AUTOGORDELS
(4/4)
De volgende raadgevingen gelden voor de autogordels voor en achter.
– Verander niets aan de oorspronkelijke onderdelen van het veiligheidsmechanisme: gordels, stoelen en de bevestigingen ervan.
Raadpleeg voor speciale gevallen (bv. installatie van een kinderzitje) een merkdealer.
– Zorg dat er geen voorwerpen tussen de riemen worden gestoken die speling kunnen veroorzaken (wasknijpers, klemmetjes, enz.):
een autogordel die te los zit, kan verwondingen veroorzaken in geval van een ongeluk.
– Draag nooit de schoudergordel achter de rug of onder de arm langs aan de kant van het portier.

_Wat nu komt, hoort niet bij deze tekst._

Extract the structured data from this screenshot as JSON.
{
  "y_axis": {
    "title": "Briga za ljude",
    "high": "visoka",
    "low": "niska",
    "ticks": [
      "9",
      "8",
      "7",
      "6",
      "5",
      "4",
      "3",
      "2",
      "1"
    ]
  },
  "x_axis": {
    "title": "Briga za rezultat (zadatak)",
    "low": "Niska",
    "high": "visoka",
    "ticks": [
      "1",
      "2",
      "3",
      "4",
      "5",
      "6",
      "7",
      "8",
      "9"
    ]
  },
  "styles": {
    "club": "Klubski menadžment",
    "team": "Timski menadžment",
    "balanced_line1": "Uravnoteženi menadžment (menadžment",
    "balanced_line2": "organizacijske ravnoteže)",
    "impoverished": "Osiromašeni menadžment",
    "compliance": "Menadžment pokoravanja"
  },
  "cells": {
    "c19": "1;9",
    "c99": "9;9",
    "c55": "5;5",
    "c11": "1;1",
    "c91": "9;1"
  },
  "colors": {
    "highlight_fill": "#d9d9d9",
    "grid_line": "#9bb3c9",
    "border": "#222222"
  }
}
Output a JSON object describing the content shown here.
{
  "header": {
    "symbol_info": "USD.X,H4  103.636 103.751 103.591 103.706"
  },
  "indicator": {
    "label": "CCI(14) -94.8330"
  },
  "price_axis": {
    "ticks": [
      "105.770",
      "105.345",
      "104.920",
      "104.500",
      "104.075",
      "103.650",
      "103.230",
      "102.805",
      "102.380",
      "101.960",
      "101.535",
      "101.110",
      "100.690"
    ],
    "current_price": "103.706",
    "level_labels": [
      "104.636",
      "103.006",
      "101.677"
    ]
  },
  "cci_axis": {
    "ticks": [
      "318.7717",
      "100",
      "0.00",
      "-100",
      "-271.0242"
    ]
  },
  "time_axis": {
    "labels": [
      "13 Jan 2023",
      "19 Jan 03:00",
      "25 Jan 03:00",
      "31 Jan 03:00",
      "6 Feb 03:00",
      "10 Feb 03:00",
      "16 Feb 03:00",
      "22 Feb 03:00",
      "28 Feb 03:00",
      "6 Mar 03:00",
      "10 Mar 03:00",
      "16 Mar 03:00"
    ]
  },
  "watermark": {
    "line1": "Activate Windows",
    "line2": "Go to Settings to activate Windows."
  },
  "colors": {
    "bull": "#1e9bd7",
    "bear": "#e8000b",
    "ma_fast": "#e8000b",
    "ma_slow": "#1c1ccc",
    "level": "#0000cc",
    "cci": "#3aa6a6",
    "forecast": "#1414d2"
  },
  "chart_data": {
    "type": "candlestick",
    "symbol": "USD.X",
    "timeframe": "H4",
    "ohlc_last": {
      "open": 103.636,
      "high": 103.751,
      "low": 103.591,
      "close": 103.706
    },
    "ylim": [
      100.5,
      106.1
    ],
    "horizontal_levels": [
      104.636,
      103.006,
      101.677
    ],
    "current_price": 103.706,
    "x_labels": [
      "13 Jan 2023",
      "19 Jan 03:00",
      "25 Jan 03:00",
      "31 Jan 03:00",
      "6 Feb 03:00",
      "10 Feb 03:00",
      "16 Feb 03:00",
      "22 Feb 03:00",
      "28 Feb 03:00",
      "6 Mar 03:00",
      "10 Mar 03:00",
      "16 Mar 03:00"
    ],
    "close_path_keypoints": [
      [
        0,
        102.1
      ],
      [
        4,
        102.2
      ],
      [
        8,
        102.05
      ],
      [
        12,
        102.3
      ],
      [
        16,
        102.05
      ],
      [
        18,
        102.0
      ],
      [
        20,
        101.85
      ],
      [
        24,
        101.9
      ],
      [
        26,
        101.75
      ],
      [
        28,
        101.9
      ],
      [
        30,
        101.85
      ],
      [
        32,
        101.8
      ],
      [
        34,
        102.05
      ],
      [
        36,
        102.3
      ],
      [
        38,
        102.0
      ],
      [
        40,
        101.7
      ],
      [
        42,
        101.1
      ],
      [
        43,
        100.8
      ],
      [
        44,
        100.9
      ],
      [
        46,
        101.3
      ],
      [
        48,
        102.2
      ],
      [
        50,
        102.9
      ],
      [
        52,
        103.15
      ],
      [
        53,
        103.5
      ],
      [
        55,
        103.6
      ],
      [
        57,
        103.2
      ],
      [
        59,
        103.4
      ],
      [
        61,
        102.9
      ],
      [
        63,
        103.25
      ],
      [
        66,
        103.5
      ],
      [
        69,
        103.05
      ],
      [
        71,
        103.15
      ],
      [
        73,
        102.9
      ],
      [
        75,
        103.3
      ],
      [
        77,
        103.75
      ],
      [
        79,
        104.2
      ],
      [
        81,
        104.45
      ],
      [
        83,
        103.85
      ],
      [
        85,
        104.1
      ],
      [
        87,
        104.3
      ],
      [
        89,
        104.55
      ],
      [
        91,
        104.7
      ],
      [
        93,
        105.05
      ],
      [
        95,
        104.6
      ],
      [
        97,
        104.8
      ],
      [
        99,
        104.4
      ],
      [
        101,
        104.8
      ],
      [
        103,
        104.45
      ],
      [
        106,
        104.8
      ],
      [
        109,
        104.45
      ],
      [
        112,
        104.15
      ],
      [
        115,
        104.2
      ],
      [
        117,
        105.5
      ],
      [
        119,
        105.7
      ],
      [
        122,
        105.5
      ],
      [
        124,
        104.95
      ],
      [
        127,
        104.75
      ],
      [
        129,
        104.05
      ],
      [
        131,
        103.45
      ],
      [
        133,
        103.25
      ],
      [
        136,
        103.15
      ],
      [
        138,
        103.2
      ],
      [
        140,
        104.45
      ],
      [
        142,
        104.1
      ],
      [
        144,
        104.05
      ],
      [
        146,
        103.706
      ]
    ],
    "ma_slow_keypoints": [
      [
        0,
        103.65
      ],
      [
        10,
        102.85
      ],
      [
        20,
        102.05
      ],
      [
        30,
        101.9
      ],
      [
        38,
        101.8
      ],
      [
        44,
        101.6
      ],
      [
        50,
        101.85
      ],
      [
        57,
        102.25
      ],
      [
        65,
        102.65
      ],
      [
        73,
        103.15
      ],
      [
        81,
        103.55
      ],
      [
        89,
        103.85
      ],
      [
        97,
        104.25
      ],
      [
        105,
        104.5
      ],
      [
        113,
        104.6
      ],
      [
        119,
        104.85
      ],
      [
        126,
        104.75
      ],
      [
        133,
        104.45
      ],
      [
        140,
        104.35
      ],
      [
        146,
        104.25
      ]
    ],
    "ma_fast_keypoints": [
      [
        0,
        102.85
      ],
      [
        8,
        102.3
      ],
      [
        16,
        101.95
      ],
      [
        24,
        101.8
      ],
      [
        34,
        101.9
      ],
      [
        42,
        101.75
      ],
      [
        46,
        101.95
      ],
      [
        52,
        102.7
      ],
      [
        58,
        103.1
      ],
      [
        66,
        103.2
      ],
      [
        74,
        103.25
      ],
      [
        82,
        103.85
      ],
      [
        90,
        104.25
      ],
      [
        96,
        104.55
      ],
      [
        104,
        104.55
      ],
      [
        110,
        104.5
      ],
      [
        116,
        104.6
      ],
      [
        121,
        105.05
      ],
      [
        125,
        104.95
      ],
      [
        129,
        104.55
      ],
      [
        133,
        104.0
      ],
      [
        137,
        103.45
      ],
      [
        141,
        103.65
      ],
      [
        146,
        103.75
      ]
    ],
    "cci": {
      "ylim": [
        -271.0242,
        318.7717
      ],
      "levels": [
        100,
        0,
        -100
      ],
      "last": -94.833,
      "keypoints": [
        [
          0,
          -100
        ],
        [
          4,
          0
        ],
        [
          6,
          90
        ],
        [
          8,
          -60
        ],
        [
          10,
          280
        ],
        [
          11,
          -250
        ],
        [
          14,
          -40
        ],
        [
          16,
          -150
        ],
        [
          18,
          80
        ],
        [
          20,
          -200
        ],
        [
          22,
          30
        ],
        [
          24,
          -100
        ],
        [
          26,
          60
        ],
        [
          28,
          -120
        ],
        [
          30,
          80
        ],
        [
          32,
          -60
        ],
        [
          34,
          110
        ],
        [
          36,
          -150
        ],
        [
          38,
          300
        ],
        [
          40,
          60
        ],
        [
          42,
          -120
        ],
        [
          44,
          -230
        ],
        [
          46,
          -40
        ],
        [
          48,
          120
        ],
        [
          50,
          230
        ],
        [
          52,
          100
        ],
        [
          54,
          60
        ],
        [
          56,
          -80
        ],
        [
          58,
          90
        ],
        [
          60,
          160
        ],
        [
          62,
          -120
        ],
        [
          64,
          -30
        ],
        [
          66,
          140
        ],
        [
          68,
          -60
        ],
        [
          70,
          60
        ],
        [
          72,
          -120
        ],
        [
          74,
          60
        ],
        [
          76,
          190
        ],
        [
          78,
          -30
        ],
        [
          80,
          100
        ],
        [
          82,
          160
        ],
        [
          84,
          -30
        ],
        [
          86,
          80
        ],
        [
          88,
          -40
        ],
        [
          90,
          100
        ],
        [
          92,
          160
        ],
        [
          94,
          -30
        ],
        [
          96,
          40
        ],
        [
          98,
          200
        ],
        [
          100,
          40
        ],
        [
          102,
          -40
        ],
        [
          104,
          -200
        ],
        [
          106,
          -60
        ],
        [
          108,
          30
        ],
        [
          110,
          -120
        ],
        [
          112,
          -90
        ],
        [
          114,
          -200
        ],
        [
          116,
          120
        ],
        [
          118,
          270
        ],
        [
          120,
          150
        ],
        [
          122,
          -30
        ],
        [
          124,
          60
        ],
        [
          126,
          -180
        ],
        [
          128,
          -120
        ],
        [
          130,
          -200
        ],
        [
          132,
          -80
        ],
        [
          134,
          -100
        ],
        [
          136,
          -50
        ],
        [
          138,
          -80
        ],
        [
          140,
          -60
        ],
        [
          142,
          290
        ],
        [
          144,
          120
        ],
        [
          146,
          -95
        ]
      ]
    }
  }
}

– Een autogordel mag nooit door meer personen tegelijk gebruikt worden; sla uw gordel nooit om een baby of een kind heen dat op uw schoot
zit.
– De gordel mag niet gedraaid zijn.
– Na een botsing moet u de gordels laten controleren en indien nodig vervangen. Gordels die beschadigingen vertonen moeten ook worden
vervangen.
– Let er bij het terugplaatsen van de achterbank op dat de autogordels en sluitingen goed zitten, zodat deze weer op de juiste wijze kunnen
worden gebruikt.
– Let op dat de gesp van de gordel in de juiste sluiting vastzit.
– Zorg dat er geen voorwerp in de sluiting van de gordel kan komen waardoor de werking belemmerd wordt.
– Zorg dat u de sluiting goed plaatst (deze mag niet verborgen of bedekt worden door of blijven haken achter personen of voorwerpen).